Por eso, cuando en la escuela nosotros, profesores, insistimos en la puntualidad de los alumnos, estamos abocados al fracaso. Porque, ¿qué ejemplo tienen de nosotros? Ninguno. Toca el timbre de entrada y salimos de nuestros despachos o salas para llegar a unas aulas, atravesando por entre grupos de alumnos que se agolpan en los pasillos, y naturalmente remolonean para entrar. Llegamos tarde y nuestros alumnos (al contrario de lo que algunos de nosotros, cuarentones o cincuentones, hacíamos con nuestros profesores cuando íbamos a la escuela o al instituto) no nos esperan, sino que poco a poco van entrando y antes de sentarse saludan o tontean con algún amigo. Cuando estamos todos preparados para empezar han pasado ya casi diez minutos.

¿Qué hacemos entonces?

Tenía un compañero que cuando sonaba el timbre y él entraba en clase, cerraba la puerta, y alumno que no estuviese en el aula no entraba.
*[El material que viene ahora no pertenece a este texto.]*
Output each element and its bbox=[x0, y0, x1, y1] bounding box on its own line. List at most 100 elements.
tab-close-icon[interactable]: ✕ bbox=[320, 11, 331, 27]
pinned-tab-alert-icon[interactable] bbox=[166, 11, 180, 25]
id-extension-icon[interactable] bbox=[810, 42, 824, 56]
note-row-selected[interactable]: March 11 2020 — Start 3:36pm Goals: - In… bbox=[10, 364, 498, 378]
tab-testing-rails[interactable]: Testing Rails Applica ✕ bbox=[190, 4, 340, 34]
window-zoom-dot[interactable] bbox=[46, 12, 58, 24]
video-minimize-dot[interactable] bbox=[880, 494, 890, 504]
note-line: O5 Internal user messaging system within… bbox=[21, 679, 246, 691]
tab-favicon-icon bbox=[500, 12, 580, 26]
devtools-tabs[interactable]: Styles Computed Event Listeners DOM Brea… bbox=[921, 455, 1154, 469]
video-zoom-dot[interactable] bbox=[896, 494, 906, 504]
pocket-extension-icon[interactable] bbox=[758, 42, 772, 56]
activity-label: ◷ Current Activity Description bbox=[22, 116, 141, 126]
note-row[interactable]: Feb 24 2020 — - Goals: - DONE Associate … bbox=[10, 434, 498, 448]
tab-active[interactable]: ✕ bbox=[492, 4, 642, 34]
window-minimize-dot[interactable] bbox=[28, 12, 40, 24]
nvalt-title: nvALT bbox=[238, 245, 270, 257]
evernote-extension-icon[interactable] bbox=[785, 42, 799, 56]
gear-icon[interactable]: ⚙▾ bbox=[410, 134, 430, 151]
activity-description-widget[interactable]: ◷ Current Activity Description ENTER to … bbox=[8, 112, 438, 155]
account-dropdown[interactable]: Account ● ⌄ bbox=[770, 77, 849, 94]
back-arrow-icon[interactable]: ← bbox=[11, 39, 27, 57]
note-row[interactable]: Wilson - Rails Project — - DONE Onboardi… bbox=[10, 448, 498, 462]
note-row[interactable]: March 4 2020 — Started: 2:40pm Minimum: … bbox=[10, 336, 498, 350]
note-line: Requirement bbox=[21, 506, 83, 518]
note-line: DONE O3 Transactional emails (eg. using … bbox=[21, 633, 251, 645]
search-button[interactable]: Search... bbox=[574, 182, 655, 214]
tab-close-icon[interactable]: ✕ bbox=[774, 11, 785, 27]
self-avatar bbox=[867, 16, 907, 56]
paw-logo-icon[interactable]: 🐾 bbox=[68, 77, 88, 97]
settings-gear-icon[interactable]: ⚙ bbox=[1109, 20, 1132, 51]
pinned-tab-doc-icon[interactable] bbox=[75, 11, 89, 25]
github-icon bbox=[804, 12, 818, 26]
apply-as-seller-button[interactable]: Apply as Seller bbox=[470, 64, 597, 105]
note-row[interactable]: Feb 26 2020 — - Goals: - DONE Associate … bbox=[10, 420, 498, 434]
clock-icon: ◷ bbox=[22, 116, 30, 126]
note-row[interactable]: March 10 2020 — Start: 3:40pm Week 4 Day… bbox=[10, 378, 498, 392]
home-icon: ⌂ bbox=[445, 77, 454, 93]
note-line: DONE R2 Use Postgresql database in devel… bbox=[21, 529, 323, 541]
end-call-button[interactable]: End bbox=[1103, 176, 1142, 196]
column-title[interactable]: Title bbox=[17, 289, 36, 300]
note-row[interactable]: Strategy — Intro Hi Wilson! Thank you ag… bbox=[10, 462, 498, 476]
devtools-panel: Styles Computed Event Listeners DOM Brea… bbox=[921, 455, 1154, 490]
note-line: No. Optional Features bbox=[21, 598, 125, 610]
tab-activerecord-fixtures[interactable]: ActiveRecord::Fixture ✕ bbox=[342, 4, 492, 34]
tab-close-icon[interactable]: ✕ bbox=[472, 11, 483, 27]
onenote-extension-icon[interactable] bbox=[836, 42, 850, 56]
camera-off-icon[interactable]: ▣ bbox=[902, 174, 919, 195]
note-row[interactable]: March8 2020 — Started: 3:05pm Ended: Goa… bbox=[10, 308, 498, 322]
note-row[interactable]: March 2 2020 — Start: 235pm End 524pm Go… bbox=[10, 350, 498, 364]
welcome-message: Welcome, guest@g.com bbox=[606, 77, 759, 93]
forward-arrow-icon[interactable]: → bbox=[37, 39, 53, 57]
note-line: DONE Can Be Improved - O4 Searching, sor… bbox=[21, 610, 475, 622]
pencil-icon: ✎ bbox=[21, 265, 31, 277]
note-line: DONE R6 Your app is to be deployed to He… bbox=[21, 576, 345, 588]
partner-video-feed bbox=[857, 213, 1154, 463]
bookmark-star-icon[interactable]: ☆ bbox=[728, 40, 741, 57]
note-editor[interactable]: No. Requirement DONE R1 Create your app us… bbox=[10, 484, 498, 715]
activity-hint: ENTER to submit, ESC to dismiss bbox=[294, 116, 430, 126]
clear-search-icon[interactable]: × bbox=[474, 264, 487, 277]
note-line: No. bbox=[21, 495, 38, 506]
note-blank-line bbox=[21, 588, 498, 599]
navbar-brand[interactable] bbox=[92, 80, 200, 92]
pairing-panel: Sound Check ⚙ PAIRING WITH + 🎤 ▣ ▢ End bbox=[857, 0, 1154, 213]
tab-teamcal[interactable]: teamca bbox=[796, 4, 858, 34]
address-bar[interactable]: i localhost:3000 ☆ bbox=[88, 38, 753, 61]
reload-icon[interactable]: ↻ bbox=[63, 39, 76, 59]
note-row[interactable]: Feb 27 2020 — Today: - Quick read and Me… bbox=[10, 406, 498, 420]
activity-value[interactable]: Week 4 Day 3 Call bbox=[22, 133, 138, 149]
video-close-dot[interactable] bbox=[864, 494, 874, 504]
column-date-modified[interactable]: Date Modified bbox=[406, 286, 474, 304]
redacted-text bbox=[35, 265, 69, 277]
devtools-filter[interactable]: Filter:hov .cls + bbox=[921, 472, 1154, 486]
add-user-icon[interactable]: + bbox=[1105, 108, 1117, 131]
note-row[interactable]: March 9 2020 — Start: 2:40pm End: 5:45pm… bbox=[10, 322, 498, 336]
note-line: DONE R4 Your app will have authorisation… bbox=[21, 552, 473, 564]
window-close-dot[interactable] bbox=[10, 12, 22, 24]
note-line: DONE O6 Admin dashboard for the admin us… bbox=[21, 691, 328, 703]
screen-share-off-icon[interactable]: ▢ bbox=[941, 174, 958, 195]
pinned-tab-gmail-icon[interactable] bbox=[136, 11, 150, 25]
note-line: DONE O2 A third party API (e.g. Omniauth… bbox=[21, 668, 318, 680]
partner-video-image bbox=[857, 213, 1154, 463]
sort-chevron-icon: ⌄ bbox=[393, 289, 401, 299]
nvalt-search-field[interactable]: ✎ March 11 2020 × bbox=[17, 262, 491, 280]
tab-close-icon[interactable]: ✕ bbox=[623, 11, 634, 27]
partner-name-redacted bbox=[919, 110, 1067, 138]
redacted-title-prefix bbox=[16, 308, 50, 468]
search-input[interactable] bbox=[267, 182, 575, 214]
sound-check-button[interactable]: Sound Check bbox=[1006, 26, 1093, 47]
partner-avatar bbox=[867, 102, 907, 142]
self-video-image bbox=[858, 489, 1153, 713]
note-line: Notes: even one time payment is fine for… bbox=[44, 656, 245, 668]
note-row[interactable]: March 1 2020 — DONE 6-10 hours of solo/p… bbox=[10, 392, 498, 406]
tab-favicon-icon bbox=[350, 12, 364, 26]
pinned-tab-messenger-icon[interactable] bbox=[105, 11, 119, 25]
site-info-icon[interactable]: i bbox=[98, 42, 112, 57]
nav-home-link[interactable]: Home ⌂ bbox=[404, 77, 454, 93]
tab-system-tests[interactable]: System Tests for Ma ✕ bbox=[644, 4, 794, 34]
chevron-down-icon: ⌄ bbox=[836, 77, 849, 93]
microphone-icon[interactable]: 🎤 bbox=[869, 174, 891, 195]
Él era puntual y exigía puntualidad. A él le funcionaba. Él enseñaba Historia de España y conocía las teorías de Sánchez Albornoz sobre la indomabilidad del hispano sino por caudillos y mano dura.

En algunos centros se ha intentado solucionar el problema de la salida de los alumnos al pasillo entre clase y clase haciendo que el profesor se quede en el aula hasta que venga el siguiente profesor. Esta medida solucionaría un problema, el de la algarabía en los pasillos, pero no el de la puntualidad del profesor, y con ello no educaría en la puntualidad del alumno. Pensándolo mejor, la medida podría resultar, porque sacaría los colores a más de uno; pero quizás crease un problema de disculpas encadenadas: "Perdona, pero no he podido llegar antes porque el profesor que tenía que venir a la clase donde yo estaba se retrasó, así que yo me he retrasado para llegar a ésta." Aunque, por otro lado, no sé si no se atenta así contra los derechos del trabajador, obligándole a alargar su hora de trabajo permaneciendo más tiempo del debido en el aula, o contra el derecho del alumno a recibir el tiempo de enseñanza que está establecido en su horario.

Quizás, para empezar, no estaría de más, además de recordar el deber de nuestra puntualidad, sacarles los colores a los listos y listas que remolonean, y hacer de su falta de puntualidad un escarnio y algo vergonzoso. Comprendo la difícil tarea de los jefes de señalar individualemente a aquéllos o aquéllas que descaradamente repiten su remoloneo día tras día y sermón tras sermón. Pero no vale con amenazar con tomar medidas y luego no hacer nada. Porque, o uno dice y luego hace, o si no, que no diga, y entonces todos a una entonaremos el ¡Viva la Pepa! Lo que no vale es que aquéllos y aquéllas de poca vergüenza se escondan en advertencias dirigidas al común. Si se quiere curar un cuerpo hay que cortar por lo sano y limpiarlo de lo enfermo. 

Mi amigo tenía razón. Se cierra la puerta y el que no esté que tome nota para la próxima vez.